One of the best things about modern political coverage is the accessibility of political scientists without exorbitant paywalls. I mean, we can’t expect them all to blog.
Franklin Foer/Atlantic:
The Good Son
Polished, soft-spoken, and a self-styled moderate, Jared Kushner has become his father-in-law’s most dangerous enabler.
Jared kushner, the second-most-powerful man in the White House, is quite a bit smarter than the most powerful man, his father-in-law, the president. Donald Trump possesses a genius for the jugular, but he evinces few other signs of intelligence. He certainly displays no capacity, or predisposition, to learn. His son-in-law, by contrast, appears to have sufficient analytic acumen to comprehend that the country has been brought to its knees by the coronavirus pandemic. Kushner might not be the brightest public servant in American history—he is a Harvard graduate who is also a leading symbol of college-admissions corruption, and a businessman with a substantial record of failure—but he has shown flashes of effectiveness in his time at the White House. Because he projects a facsimile of capability and because he shows, at irregular intervals, a seemingly genuine interest in governing, he is also an exasperating mystery.
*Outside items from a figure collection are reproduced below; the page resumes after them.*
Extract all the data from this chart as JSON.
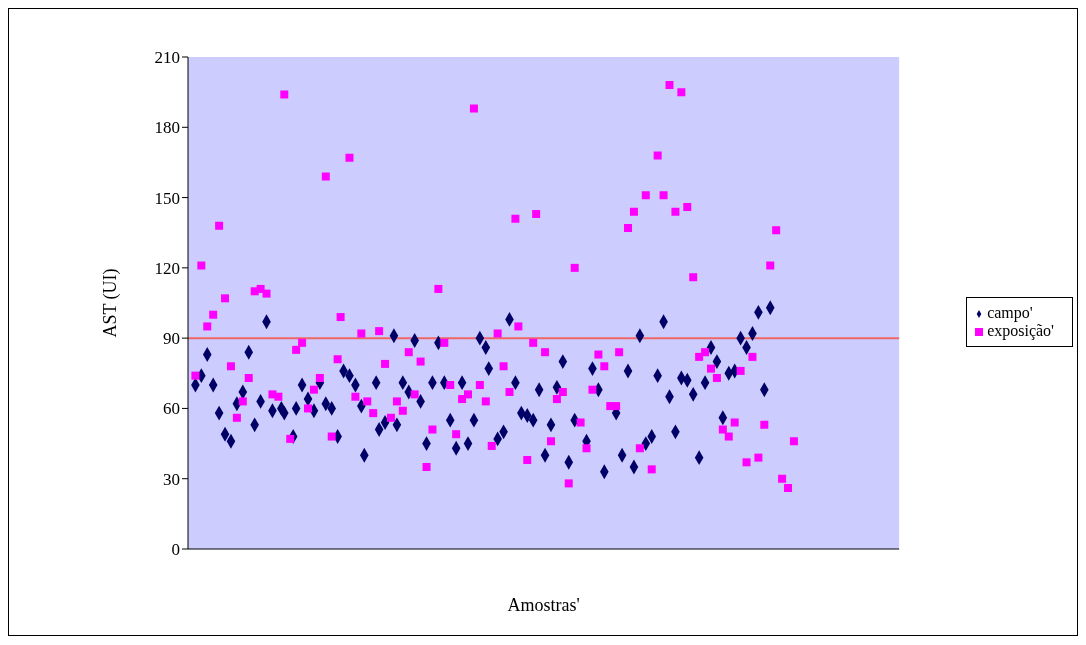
{
  "chart_data": {
    "type": "scatter",
    "xlabel": "Amostras'",
    "ylabel": "AST (UI)",
    "categories": [
      null,
      null,
      null,
      null,
      null,
      null,
      null,
      null,
      null,
      null,
      null,
      null,
      null,
      null,
      null,
      null,
      null,
      null,
      null,
      null,
      null,
      null,
      null,
      null,
      null,
      null,
      null,
      null,
      null,
      null,
      null,
      null,
      null,
      null,
      null,
      null,
      null,
      null,
      null,
      null,
      null,
      null,
      null,
      null,
      null,
      null,
      null,
      null,
      null,
      null,
      null,
      null,
      null,
      null,
      null,
      null,
      null,
      null,
      null,
      null,
      null,
      null,
      null,
      null,
      null,
      null,
      null,
      null,
      null,
      null,
      null,
      null,
      null,
      null,
      null,
      null,
      null,
      null,
      null,
      null,
      null,
      null,
      null,
      null,
      null,
      null,
      null,
      null,
      null,
      null,
      null,
      null,
      null,
      null,
      null,
      null,
      null,
      null,
      null,
      null,
      null,
      null,
      null,
      null,
      null,
      null,
      null,
      null,
      null,
      null,
      null,
      null,
      null,
      null,
      null,
      null,
      null,
      null,
      null,
      null,
      null,
      null,
      null,
      null,
      null,
      null,
      null,
      null,
      null,
      null,
      null,
      null,
      null,
      null,
      null,
      null,
      null,
      null,
      null,
      null,
      null,
      null,
      null,
      null,
      null,
      null,
      null,
      null,
      null,
      null,
      null,
      null,
      null,
      null,
      null,
      null,
      null,
      null,
      null,
      null,
      null,
      null,
      null,
      null,
      null,
      null,
      null,
      null,
      null,
      null,
      null,
      null,
      null,
      null,
      null,
      null,
      null,
      null,
      null,
      null,
      null,
      null,
      null,
      null,
      null,
      null,
      null,
      null,
      null,
      null,
      null,
      null,
      null,
      null,
      null,
      null,
      null,
      null,
      null,
      null,
      null,
      null,
      null,
      null,
      null,
      null,
      null,
      null,
      null,
      null,
      null,
      null,
      null,
      null,
      null,
      null,
      null,
      null,
      null,
      null,
      null,
      null,
      null,
      null,
      null,
      null,
      null,
      null,
      null,
      null,
      null,
      null,
      null,
      null,
      null,
      null,
      null,
      null,
      null,
      null
    ],
    "series": [
      {
        "name": "campo'",
        "color": "#000066",
        "marker": "diamond",
        "values": [
          null,
          null,
          70,
          null,
          74,
          null,
          83,
          null,
          70,
          null,
          58,
          null,
          49,
          null,
          46,
          null,
          62,
          null,
          67,
          null,
          84,
          null,
          53,
          null,
          63,
          null,
          97,
          null,
          59,
          null,
          null,
          60,
          58,
          null,
          null,
          48,
          60,
          null,
          70,
          null,
          64,
          null,
          59,
          null,
          71,
          null,
          62,
          null,
          60,
          null,
          48,
          null,
          76,
          null,
          74,
          null,
          70,
          null,
          61,
          40,
          null,
          null,
          null,
          71,
          51,
          null,
          54,
          null,
          null,
          91,
          53,
          null,
          71,
          null,
          67,
          null,
          89,
          null,
          63,
          null,
          45,
          null,
          71,
          null,
          88,
          null,
          71,
          null,
          55,
          null,
          43,
          null,
          71,
          null,
          45,
          null,
          55,
          null,
          90,
          null,
          86,
          77,
          null,
          null,
          47,
          null,
          50,
          null,
          98,
          null,
          71,
          null,
          58,
          null,
          57,
          null,
          55,
          null,
          68,
          null,
          40,
          null,
          53,
          null,
          69,
          null,
          80,
          null,
          37,
          null,
          55,
          null,
          null,
          null,
          46,
          null,
          77,
          null,
          68,
          null,
          33,
          null,
          null,
          null,
          58,
          null,
          40,
          null,
          76,
          null,
          35,
          null,
          91,
          null,
          45,
          null,
          48,
          null,
          74,
          null,
          97,
          null,
          65,
          null,
          50,
          null,
          73,
          null,
          72,
          null,
          66,
          null,
          39,
          null,
          71,
          null,
          86,
          null,
          80,
          null,
          56,
          null,
          75,
          null,
          76,
          null,
          90,
          null,
          86,
          null,
          92,
          null,
          101,
          null,
          68,
          null,
          103,
          null,
          null,
          null,
          null,
          null,
          null,
          null,
          null,
          null,
          null,
          null,
          null,
          null,
          null,
          null,
          null,
          null,
          null,
          null,
          null,
          null,
          null,
          null,
          null,
          null,
          null,
          null,
          null,
          null,
          null,
          null,
          null,
          null,
          null,
          null,
          null,
          null,
          null,
          null,
          null,
          null,
          null,
          null
        ]
      },
      {
        "name": "exposição'",
        "color": "#ff00ff",
        "marker": "square",
        "values": [
          null,
          null,
          74,
          null,
          121,
          null,
          95,
          null,
          100,
          null,
          138,
          null,
          107,
          null,
          78,
          null,
          56,
          null,
          63,
          null,
          73,
          null,
          110,
          null,
          111,
          null,
          109,
          null,
          66,
          null,
          65,
          null,
          194,
          null,
          47,
          null,
          85,
          null,
          88,
          null,
          60,
          null,
          68,
          null,
          73,
          null,
          159,
          null,
          48,
          null,
          81,
          99,
          null,
          null,
          167,
          null,
          65,
          null,
          92,
          null,
          63,
          null,
          58,
          null,
          93,
          null,
          79,
          null,
          56,
          null,
          63,
          null,
          59,
          null,
          84,
          null,
          66,
          null,
          80,
          null,
          35,
          null,
          51,
          null,
          111,
          null,
          88,
          null,
          70,
          null,
          49,
          null,
          64,
          null,
          66,
          null,
          188,
          null,
          70,
          null,
          63,
          null,
          44,
          null,
          92,
          null,
          78,
          null,
          67,
          null,
          141,
          95,
          null,
          null,
          38,
          null,
          88,
          143,
          null,
          null,
          84,
          null,
          46,
          null,
          64,
          null,
          67,
          null,
          28,
          null,
          120,
          null,
          54,
          null,
          43,
          null,
          68,
          null,
          83,
          null,
          78,
          null,
          61,
          null,
          61,
          84,
          null,
          null,
          137,
          null,
          144,
          null,
          43,
          null,
          151,
          null,
          34,
          null,
          168,
          null,
          151,
          null,
          198,
          null,
          144,
          null,
          195,
          null,
          146,
          null,
          116,
          null,
          82,
          null,
          84,
          null,
          77,
          null,
          73,
          null,
          51,
          null,
          48,
          null,
          54,
          null,
          76,
          null,
          37,
          null,
          82,
          null,
          39,
          null,
          53,
          null,
          121,
          null,
          136,
          null,
          30,
          null,
          26,
          null,
          46,
          null,
          null,
          null,
          null,
          null,
          null,
          null,
          null,
          null,
          null,
          null,
          null,
          null,
          null,
          null,
          null,
          null,
          null,
          null,
          null,
          null,
          null,
          null,
          null,
          null,
          null,
          null,
          null,
          null,
          null,
          null,
          null,
          null,
          null,
          null
        ]
      }
    ],
    "ylim": [
      0,
      210
    ],
    "yticks": [
      0,
      30,
      60,
      90,
      120,
      150,
      180,
      210
    ],
    "ref_lines": [
      {
        "axis": "y",
        "value": 90,
        "color": "#ee6666"
      }
    ],
    "legend": "right"
  }
}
I don’t buy the premise (competent but flawed). Kushner is an ineffective lightweight. And Barr is way more dangerous.
Rich Lowry and Ramesh Ponnuru/NRO:
Why Trump’s Losing
Trump doesn’t lead in the polling on any major issues — even his lead on the economy has slipped away.
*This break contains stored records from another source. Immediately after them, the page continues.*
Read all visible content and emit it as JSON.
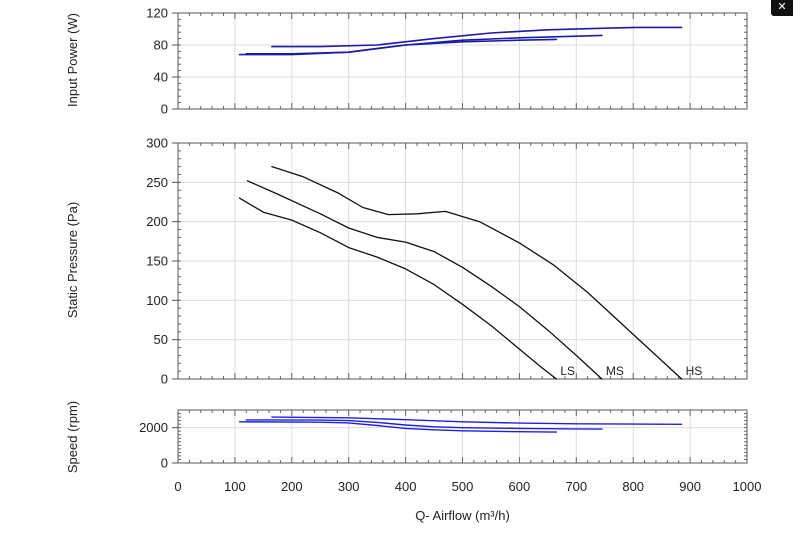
{
  "close_label": "✕",
  "chart_data": [
    {
      "type": "line",
      "id": "power",
      "ylabel": "Input Power (W)",
      "ylim": [
        0,
        120
      ],
      "yticks": [
        0,
        40,
        80,
        120
      ],
      "ytick_labels": [
        "0",
        "40",
        "80",
        "120"
      ],
      "xlim": [
        0,
        1000
      ],
      "series": [
        {
          "name": "HS",
          "x": [
            165,
            250,
            350,
            450,
            550,
            650,
            750,
            810,
            885
          ],
          "y": [
            78,
            78,
            80,
            88,
            95,
            99,
            101,
            102,
            102
          ]
        },
        {
          "name": "MS",
          "x": [
            120,
            200,
            300,
            400,
            500,
            600,
            700,
            745
          ],
          "y": [
            69,
            69,
            71,
            80,
            86,
            89,
            91,
            92
          ]
        },
        {
          "name": "LS",
          "x": [
            108,
            200,
            300,
            400,
            500,
            600,
            665
          ],
          "y": [
            68,
            68,
            71,
            80,
            84,
            86,
            87
          ]
        }
      ]
    },
    {
      "type": "line",
      "id": "pressure",
      "ylabel": "Static Pressure (Pa)",
      "ylim": [
        0,
        300
      ],
      "yticks": [
        0,
        50,
        100,
        150,
        200,
        250,
        300
      ],
      "ytick_labels": [
        "0",
        "50",
        "100",
        "150",
        "200",
        "250",
        "300"
      ],
      "xlim": [
        0,
        1000
      ],
      "curve_labels": [
        "LS",
        "MS",
        "HS"
      ],
      "series": [
        {
          "name": "LS",
          "x": [
            108,
            150,
            200,
            250,
            300,
            350,
            400,
            450,
            500,
            550,
            600,
            640,
            665
          ],
          "y": [
            230,
            212,
            202,
            186,
            167,
            155,
            140,
            120,
            95,
            68,
            38,
            14,
            0
          ]
        },
        {
          "name": "MS",
          "x": [
            122,
            175,
            250,
            300,
            350,
            400,
            450,
            500,
            550,
            600,
            650,
            700,
            745
          ],
          "y": [
            252,
            235,
            210,
            192,
            180,
            174,
            162,
            142,
            118,
            92,
            62,
            30,
            0
          ]
        },
        {
          "name": "HS",
          "x": [
            165,
            220,
            280,
            325,
            370,
            420,
            470,
            530,
            600,
            660,
            720,
            780,
            840,
            885
          ],
          "y": [
            270,
            257,
            237,
            218,
            209,
            210,
            213,
            200,
            173,
            145,
            110,
            70,
            30,
            0
          ]
        }
      ]
    },
    {
      "type": "line",
      "id": "speed",
      "ylabel": "Speed (rpm)",
      "ylim": [
        0,
        3000
      ],
      "yticks": [
        0,
        2000
      ],
      "ytick_labels": [
        "0",
        "2000"
      ],
      "xlim": [
        0,
        1000
      ],
      "xlabel": "Q- Airflow (m³/h)",
      "xticks": [
        0,
        100,
        200,
        300,
        400,
        500,
        600,
        700,
        800,
        900,
        1000
      ],
      "xtick_labels": [
        "0",
        "100",
        "200",
        "300",
        "400",
        "500",
        "600",
        "700",
        "800",
        "900",
        "1000"
      ],
      "series": [
        {
          "name": "HS",
          "x": [
            165,
            300,
            400,
            500,
            600,
            700,
            800,
            885
          ],
          "y": [
            2600,
            2560,
            2450,
            2330,
            2260,
            2220,
            2200,
            2190
          ]
        },
        {
          "name": "MS",
          "x": [
            120,
            250,
            300,
            350,
            400,
            450,
            500,
            600,
            700,
            745
          ],
          "y": [
            2440,
            2430,
            2400,
            2300,
            2150,
            2050,
            2000,
            1960,
            1930,
            1920
          ]
        },
        {
          "name": "LS",
          "x": [
            108,
            250,
            300,
            350,
            400,
            450,
            500,
            600,
            665
          ],
          "y": [
            2330,
            2310,
            2270,
            2120,
            1960,
            1880,
            1820,
            1770,
            1750
          ]
        }
      ]
    }
  ]
}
He is losing in Florida, a must-win state for Republican presidential candidates for roughly 100 years. He is behind in North Carolina, which successful Republicans have won for the last half century. Arizona and Georgia are battlegrounds, and maybe Texas, too. Biden has been reliably ahead in all the Blue Wall states, in large part by eating into Trump’s lead with whites or reversing it.
So far the polling in the race looks more like Bob Dole against Bill Clinton in 1996, when Dole persistently and substantially trailed, than like Donald Trump against Hillary Clinton in 2016, when Trump was behind but by smaller margins than today (and briefly even ahead).
The standard restrictions apply: There are around three months to go, state-level polling was off in 2016, and Trump doesn’t have to make up much ground to be within plausible range of another Electoral College victory.
NY Times:
Progressives Didn’t Want Harris for V.P. They’re Backing Her Anyway.
Joe Biden’s selection of Kamala Harris reaffirmed progressives’ fears of a Biden administration rooted in establishment politics. But rather than revolt, many snuffed out their criticisms.
But rather than revolt, many progressive activists and elected officials immediately snuffed out their criticisms and instead proclaimed their support, applauding the selection and reiterating that removing President Trump from office was their electoral priority. Even those prone to denouncing Mr. Biden and other moderates largely tried to make peace.
“At the end of the day, this isn’t some democratic decision,” said Evan Weber, the political director for the Sunrise Movement, the climate advocacy group, which endorsed Mr. Sanders in the primary. “This was always going to be a decision that was up to the vice president and a personal one of his.”